Golinkoff continues to engage the community through hands-on learning events. Through her Playful Learning Landscapes project, Golinkoff works to develop learning environments outside of the traditional classroom given that children only spend 20% of their waking time at school. Golinkoff and Hirsh-Pasek have showcased the science of how the brain works in New York City’s Central Park, transformed supermarkets to heighten caregiver-child interactions, and mounted a life-sized, human game board designed to encourage STEM learning at Philadelphia’s Please Touch Children’s Museum.

Their most recent book, Becoming Brilliant: What Science Tells Us About Raising Successful Children, reached the New York Times best seller list. Golinkoff and Hirsh-Pasek assert that the development of six skills are necessary for children to thrive in a 21st century global workplace, experience personal fulfillment, and become concerned citizens. They argue that adults and organizations need these six skills as well to thrive in a world where robots are becoming increasingly prevalent. Translating scientific evidence into accessible and usable information, Golinkoff and Hirsh-Pasek show how parents and educators can nurture collaboration, communication, content, critical thinking, creative innovation, and confidence in children and in themselves.

“In inviting Roberta into membership, the National Academy of Education has undoubtedly recognized her unceasing curiosity, boundless energy and enthusiasm, and the impressive range of her intellectual gifts.
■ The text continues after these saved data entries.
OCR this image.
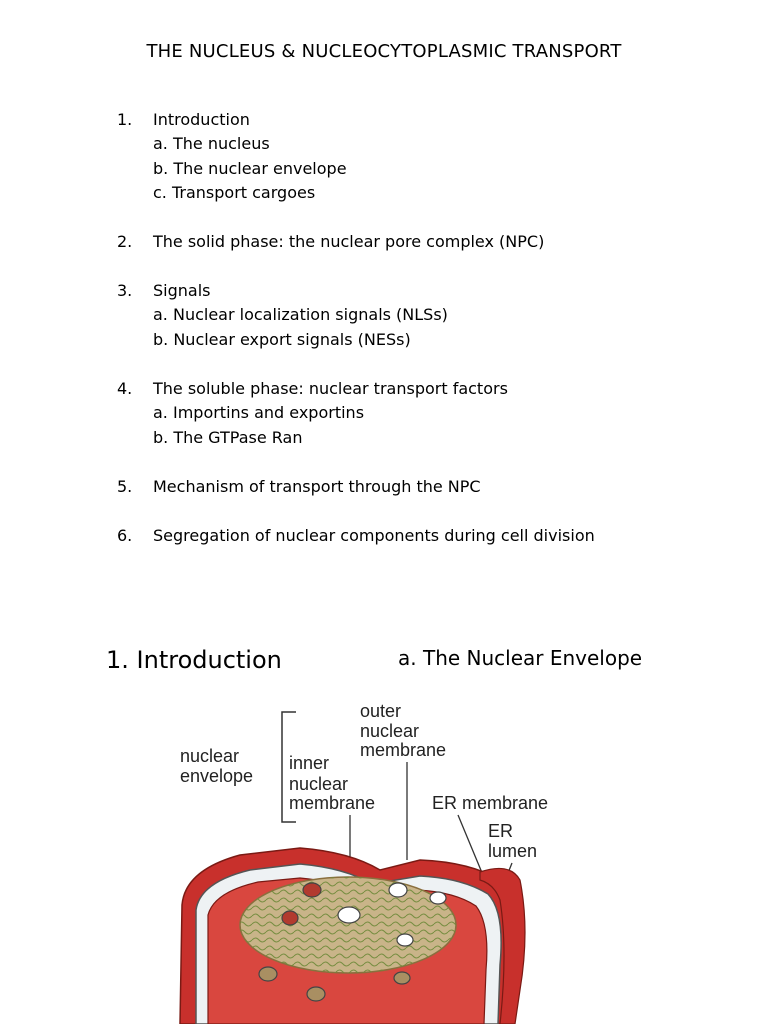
THE NUCLEUS & NUCLEOCYTOPLASMIC TRANSPORT
1. Introduction
a. The nucleus
b. The nuclear envelope
c. Transport cargoes
2. The solid phase: the nuclear pore complex (NPC)
3. Signals
a. Nuclear localization signals (NLSs)
b. Nuclear export signals (NESs)
4. The soluble phase: nuclear transport factors
a. Importins and exportins
b. The GTPase Ran
5. Mechanism of transport through the NPC
6. Segregation of nuclear components during cell division
1. Introduction	a. The Nuclear Envelope
nuclear
envelope
inner
nuclear
membrane
outer
nuclear
membrane
ER membrane
ER
lumen
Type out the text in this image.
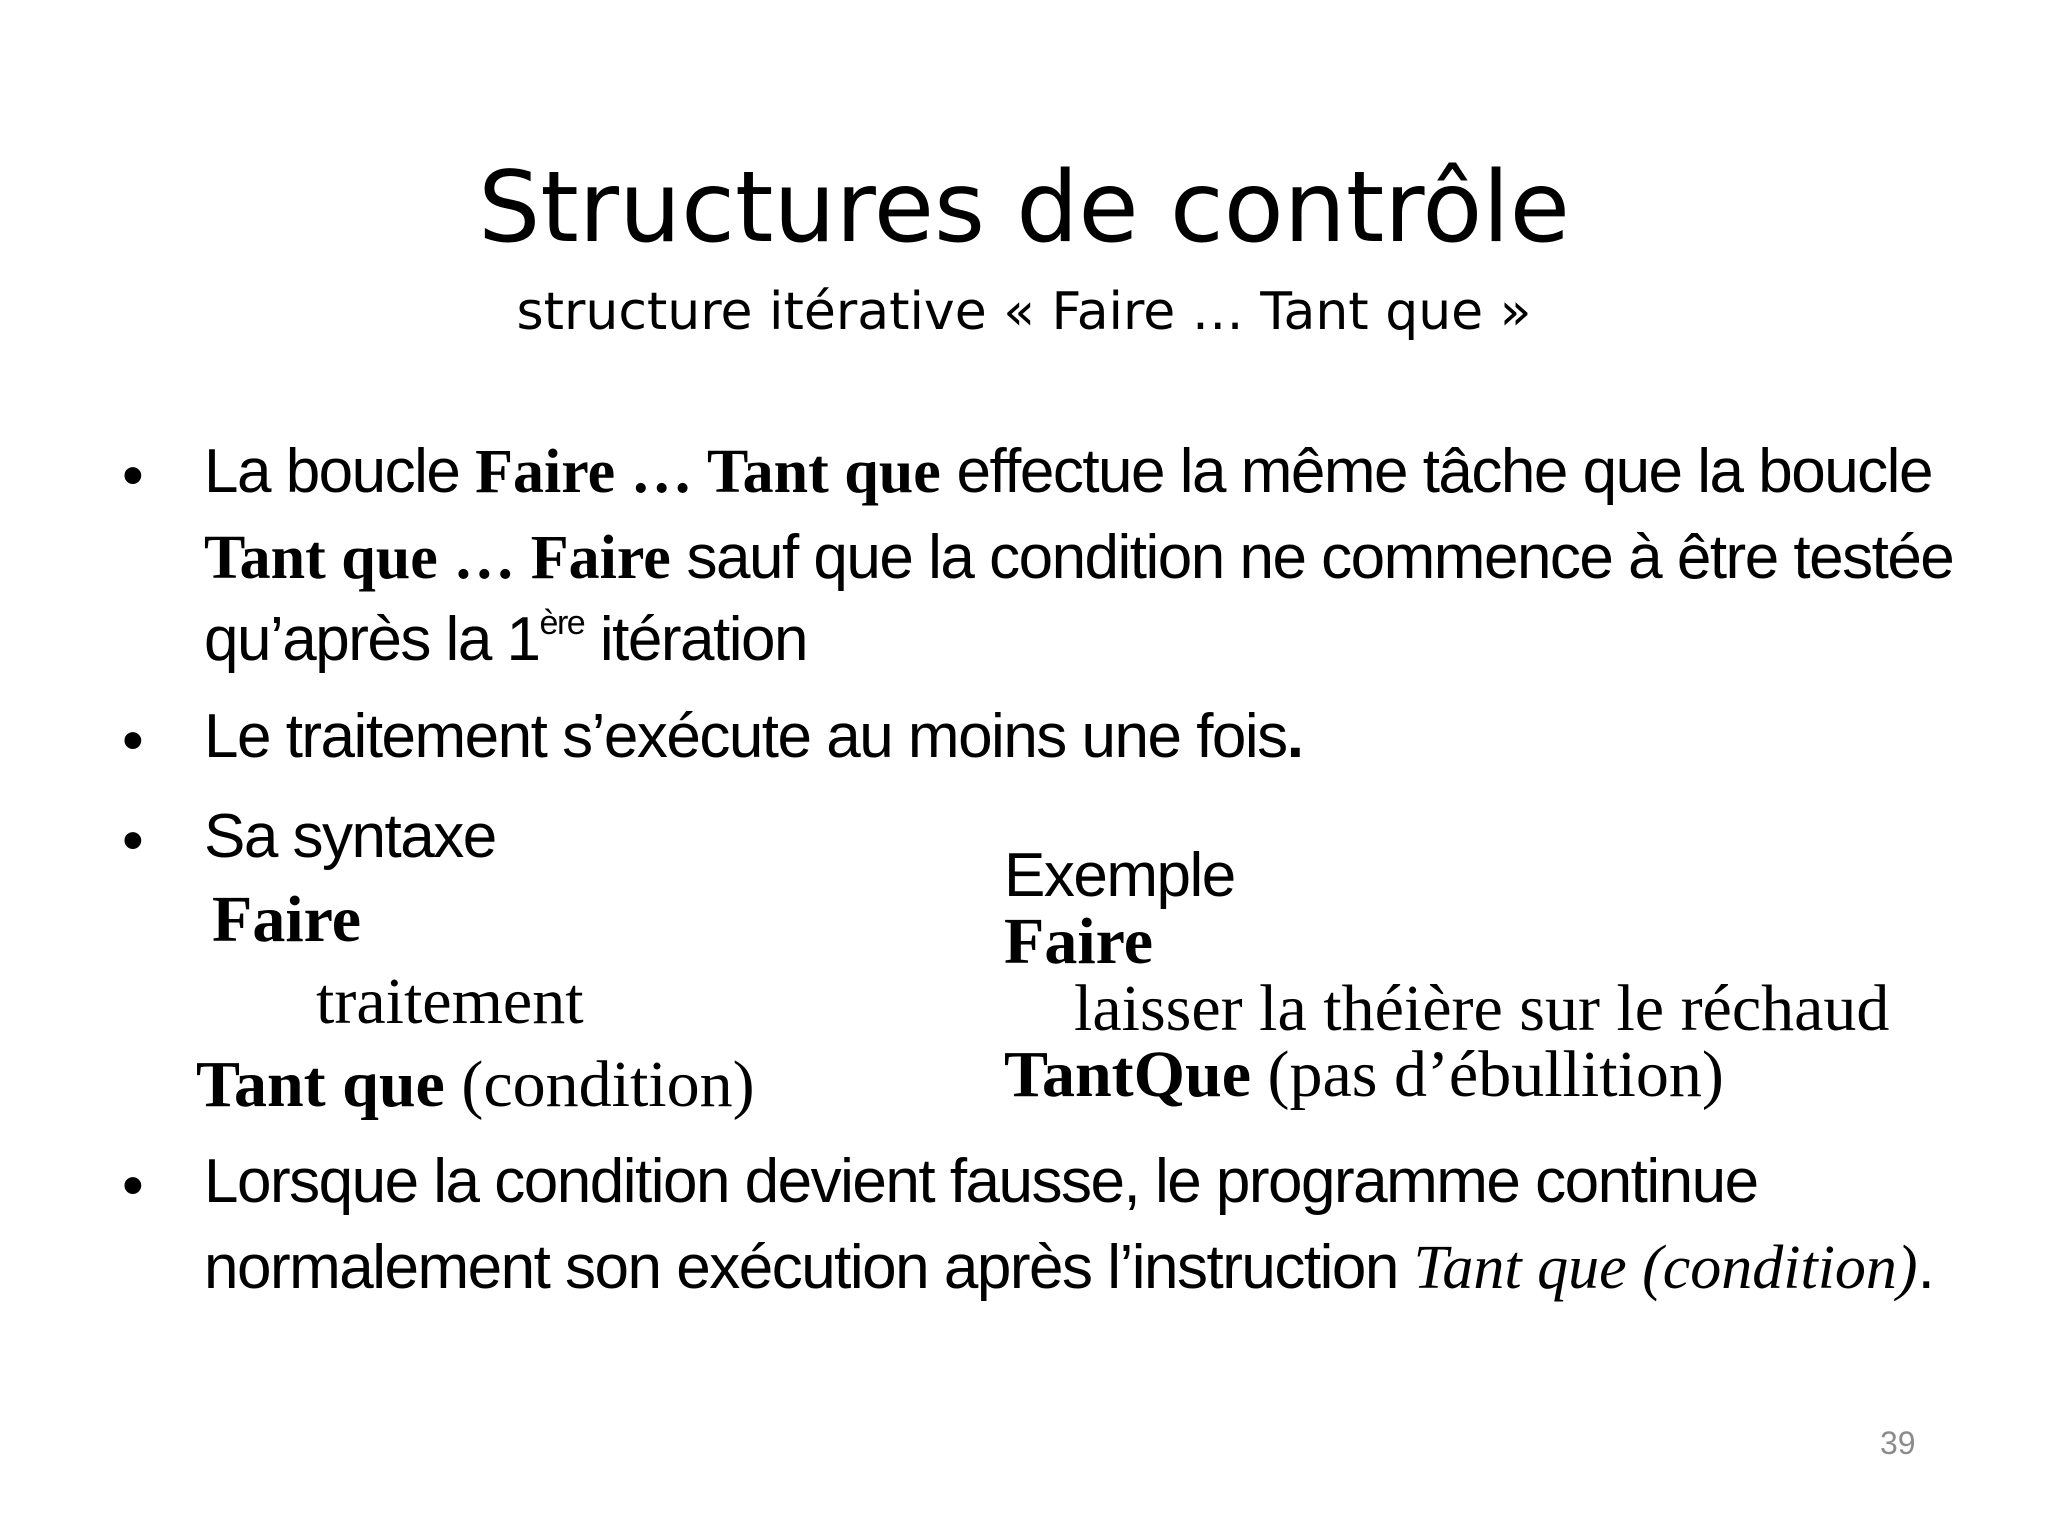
Structures de contrôle
structure itérative « Faire … Tant que »
• La boucle Faire … Tant que effectue la même tâche que la boucle
Tant que … Faire sauf que la condition ne commence à être testée
qu’après la 1ère itération
• Le traitement s’exécute au moins une fois.
• Sa syntaxe
Faire
traitement
Tant que (condition)
Exemple
Faire
laisser la théière sur le réchaud
TantQue (pas d’ébullition)
• Lorsque la condition devient fausse, le programme continue
normalement son exécution après l’instruction Tant que (condition).
39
Her contributions span a wide range of substantive topics and the continuum from deep, scholarly articles to popular press to play-filled events to give families access to research-based resources to enhance their children’s development,” said Gary T. Henry, dean of CEHD and professor in the School of Education and the Biden School. “Whether working in her Child’s Play, Learning, and Development Lab at UD or speaking to school superintendents across Delaware or keynoting at a scholarly conference, Roberta speaks science in a way that is attuned to her audience, leaving them informed and motivated to know more and act accordingly. We are proud to have her as a colleague in the School of Education at the University of Delaware.”

Golinkoff will be inducted into the organization with a ceremony at the 2021 National Academy of Education annual meeting in November.